Note that this solution form for w is a nonincreasing function in t for each fixed x. We define t_Cl so that w(x_Cl, t_Cl) = φ⁻¹(K_1/2); this is the half activation time for the Cl(Ca) ion channels.

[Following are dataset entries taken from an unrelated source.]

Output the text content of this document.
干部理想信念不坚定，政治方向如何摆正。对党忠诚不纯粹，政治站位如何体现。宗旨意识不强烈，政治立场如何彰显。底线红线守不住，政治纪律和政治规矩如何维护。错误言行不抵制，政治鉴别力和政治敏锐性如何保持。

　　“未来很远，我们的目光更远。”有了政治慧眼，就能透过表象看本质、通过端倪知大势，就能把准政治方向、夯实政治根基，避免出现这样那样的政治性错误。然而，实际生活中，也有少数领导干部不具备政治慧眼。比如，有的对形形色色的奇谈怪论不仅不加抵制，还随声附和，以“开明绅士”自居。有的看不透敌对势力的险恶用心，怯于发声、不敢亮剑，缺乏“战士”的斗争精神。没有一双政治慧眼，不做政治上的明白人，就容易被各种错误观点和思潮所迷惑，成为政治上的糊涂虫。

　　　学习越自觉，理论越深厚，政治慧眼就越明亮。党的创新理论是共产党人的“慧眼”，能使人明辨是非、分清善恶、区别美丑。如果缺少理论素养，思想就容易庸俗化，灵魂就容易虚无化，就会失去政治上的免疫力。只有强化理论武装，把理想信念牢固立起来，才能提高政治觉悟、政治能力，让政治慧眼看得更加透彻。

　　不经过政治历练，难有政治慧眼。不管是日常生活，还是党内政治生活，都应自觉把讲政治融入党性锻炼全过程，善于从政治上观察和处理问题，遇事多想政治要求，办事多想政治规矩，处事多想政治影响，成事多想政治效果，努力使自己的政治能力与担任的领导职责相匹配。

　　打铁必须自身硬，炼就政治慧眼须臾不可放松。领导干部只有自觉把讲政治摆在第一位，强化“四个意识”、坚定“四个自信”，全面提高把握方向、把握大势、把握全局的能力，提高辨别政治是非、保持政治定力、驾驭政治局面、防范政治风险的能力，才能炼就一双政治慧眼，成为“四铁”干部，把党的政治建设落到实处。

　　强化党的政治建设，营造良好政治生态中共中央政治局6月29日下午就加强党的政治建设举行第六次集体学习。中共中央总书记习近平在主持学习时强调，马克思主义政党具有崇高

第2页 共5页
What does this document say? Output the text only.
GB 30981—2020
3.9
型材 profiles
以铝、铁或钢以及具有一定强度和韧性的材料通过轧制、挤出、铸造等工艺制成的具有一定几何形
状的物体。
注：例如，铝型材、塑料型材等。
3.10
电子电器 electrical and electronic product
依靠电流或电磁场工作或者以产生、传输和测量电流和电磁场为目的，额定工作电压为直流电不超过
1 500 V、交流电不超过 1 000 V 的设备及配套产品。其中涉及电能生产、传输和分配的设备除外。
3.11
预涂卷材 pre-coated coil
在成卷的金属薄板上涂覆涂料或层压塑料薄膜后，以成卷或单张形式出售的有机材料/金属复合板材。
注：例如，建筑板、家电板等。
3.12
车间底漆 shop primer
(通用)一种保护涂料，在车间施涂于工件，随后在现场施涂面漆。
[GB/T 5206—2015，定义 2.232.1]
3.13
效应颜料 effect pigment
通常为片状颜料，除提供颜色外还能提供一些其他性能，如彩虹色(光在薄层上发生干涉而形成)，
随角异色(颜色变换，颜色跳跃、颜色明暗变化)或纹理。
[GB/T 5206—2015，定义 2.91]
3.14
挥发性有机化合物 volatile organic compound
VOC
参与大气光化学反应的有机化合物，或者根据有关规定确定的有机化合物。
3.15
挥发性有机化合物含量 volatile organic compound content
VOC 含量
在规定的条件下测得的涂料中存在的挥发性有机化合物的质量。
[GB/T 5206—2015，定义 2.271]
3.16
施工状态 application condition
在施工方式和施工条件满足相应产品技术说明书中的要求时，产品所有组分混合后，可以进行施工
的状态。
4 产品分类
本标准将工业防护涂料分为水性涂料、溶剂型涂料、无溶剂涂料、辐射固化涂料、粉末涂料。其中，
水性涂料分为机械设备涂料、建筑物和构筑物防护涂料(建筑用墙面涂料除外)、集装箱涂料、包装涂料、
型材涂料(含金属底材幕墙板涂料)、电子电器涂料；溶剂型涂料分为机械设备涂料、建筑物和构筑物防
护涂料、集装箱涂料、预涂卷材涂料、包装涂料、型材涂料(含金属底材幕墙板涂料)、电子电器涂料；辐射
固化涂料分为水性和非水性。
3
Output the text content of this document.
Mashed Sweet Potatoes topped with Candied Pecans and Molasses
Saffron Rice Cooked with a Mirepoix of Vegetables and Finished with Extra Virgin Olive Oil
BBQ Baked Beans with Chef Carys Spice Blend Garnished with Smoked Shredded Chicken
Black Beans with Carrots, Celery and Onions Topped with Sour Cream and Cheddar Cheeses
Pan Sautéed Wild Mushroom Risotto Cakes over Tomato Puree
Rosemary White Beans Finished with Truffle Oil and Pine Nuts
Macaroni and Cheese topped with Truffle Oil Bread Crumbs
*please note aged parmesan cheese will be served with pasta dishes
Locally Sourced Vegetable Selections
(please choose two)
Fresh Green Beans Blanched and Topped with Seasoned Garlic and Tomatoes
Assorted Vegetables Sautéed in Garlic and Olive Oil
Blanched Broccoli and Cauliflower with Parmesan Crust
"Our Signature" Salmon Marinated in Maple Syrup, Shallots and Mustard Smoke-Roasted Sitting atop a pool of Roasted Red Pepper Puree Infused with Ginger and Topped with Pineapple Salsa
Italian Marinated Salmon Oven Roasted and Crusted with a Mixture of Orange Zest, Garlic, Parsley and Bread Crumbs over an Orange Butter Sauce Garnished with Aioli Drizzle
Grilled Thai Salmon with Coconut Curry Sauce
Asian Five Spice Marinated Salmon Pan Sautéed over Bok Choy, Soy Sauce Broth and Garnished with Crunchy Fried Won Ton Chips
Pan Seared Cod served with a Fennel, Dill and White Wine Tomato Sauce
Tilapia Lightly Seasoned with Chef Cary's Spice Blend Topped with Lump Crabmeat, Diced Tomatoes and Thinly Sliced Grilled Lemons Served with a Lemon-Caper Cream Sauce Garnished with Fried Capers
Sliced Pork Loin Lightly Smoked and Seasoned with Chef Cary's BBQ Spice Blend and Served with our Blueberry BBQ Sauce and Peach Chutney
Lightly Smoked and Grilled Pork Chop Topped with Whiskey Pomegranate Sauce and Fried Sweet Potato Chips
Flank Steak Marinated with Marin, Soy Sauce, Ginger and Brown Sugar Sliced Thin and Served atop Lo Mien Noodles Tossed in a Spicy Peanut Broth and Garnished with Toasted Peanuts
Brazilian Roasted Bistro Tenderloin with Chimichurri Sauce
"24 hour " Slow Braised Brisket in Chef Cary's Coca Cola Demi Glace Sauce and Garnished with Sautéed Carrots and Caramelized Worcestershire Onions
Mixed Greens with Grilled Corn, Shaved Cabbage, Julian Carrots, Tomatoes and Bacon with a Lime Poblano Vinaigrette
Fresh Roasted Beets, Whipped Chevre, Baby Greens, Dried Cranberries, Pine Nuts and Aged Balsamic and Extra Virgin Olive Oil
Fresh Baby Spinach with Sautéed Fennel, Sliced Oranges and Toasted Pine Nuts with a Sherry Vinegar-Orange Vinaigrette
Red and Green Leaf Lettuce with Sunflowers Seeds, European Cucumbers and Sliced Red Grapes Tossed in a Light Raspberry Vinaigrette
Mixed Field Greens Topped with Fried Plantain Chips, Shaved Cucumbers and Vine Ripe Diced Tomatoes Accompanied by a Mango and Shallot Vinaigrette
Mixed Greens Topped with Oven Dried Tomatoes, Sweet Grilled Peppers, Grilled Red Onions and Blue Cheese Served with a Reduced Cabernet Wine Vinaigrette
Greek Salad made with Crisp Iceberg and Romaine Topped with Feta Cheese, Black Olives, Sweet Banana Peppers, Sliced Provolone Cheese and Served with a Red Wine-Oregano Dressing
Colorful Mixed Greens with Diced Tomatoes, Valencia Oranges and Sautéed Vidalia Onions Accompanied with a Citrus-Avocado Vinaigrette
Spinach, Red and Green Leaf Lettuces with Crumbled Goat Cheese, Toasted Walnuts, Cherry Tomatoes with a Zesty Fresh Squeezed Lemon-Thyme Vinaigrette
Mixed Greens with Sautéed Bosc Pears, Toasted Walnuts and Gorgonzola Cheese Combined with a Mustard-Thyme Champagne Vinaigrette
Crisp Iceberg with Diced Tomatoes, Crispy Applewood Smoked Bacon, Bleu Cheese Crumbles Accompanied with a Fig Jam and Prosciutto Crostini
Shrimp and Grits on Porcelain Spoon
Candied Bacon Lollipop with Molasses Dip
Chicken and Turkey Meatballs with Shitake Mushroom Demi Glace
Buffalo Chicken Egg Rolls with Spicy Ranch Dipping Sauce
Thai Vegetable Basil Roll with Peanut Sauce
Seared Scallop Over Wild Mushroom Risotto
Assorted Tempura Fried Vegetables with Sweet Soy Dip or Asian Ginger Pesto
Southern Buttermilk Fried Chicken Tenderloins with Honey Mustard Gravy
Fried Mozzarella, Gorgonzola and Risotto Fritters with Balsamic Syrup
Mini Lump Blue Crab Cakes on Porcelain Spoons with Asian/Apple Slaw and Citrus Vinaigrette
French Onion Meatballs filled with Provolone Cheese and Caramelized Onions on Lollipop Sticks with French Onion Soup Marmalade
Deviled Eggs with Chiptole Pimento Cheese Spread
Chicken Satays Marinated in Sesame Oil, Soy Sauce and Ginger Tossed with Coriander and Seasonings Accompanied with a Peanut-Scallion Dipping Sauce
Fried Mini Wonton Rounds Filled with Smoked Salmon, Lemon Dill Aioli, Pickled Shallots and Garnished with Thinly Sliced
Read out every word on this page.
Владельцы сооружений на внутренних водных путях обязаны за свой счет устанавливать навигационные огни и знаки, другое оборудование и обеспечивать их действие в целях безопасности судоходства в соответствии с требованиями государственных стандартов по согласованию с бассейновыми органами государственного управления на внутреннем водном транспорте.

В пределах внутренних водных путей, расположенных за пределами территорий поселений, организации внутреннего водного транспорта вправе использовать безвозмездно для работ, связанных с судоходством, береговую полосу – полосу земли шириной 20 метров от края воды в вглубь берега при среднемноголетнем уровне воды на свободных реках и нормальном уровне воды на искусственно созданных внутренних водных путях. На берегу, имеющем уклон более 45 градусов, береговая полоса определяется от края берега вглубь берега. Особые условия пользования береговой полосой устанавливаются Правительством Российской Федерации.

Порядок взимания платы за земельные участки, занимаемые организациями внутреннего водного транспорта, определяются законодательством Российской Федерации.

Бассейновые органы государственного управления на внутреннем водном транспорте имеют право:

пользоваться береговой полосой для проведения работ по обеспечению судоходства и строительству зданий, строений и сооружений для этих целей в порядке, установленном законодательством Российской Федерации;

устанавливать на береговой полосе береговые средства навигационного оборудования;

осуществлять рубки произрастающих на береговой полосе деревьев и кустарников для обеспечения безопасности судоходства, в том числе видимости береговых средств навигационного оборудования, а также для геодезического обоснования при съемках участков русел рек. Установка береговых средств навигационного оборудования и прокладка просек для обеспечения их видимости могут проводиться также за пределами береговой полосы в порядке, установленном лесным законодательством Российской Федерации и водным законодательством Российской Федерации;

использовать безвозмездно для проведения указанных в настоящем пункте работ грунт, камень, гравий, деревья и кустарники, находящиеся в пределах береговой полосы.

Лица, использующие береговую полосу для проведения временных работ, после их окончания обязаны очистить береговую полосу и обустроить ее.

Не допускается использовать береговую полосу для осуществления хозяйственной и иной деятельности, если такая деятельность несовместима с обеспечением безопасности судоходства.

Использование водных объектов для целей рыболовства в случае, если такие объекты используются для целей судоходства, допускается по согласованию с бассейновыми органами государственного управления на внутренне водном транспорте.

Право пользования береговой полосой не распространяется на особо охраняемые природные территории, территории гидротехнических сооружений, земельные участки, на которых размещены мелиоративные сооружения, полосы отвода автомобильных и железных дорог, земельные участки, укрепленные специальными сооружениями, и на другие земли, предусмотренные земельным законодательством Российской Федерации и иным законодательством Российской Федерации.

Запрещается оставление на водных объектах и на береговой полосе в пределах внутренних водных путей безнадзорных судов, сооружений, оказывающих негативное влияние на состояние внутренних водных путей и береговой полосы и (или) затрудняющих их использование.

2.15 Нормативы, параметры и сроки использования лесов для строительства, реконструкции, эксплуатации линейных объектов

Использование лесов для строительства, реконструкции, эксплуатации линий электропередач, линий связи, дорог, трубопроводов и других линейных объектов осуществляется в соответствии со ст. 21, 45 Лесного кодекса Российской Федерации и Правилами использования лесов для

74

To match the singularity induced by the delta function we require for t>t_Cl

$$\left[\frac{\partial v}{\partial x}\right](x_{\text{Cl}},t)=r_{\text{a}}{g}_{\text{Cl}}{T}_{\text{Cl}}{v}_{\text{Cl}}\text{therefore},v(x,t)=\{\begin{array}{ll}{v}_{\text{Bulk}}-(r_{\text{a}}{g}_{\text{Cl}}{T}_{\text{Cl}}{v}_{\text{Cl}})x\hfill & \text{for}x<x_{\text{Cl}}\hfill \\ v_{\text{Cl}}\hfill & \text{for}x>x_{\text{Cl}}\hfill \end{array}$$

where [∂v/∂x] is the jump in ∂v/∂x and v_Cl is yet to be determined constant such that it makes v(x,t) continuous. The global current is

$$I(t)=g_{\text{Cl}}{T}_{\text{Cl}}{\int }_0^L\delta (·-x_{\text{Cl}})H(c(·,t)-K_{1/2})v(·,t)\text{d}x=g_{\text{Cl}}{T}_{\text{Cl}}H(t-t_{\text{Cl}})v_{\text{Cl}}$$

and thus for t>t_Cl we have v_Cl = I_Cl/(g_ClT_Cl). Therefore, we have

$$v(x,t)=\{\begin{array}{ll}{v}_{\text{Bulk}}-r_{\text{a}}{I}_{\text{Cl}}x\hfill & \text{for}x<x_{\text{Cl}}\hfill \\ I_{\text{Cl}}/(g_{\text{Cl}}{T}_{\text{Cl}})\hfill & \text{for}x>x_{\text{Cl}}\hfill \end{array}$$ (19)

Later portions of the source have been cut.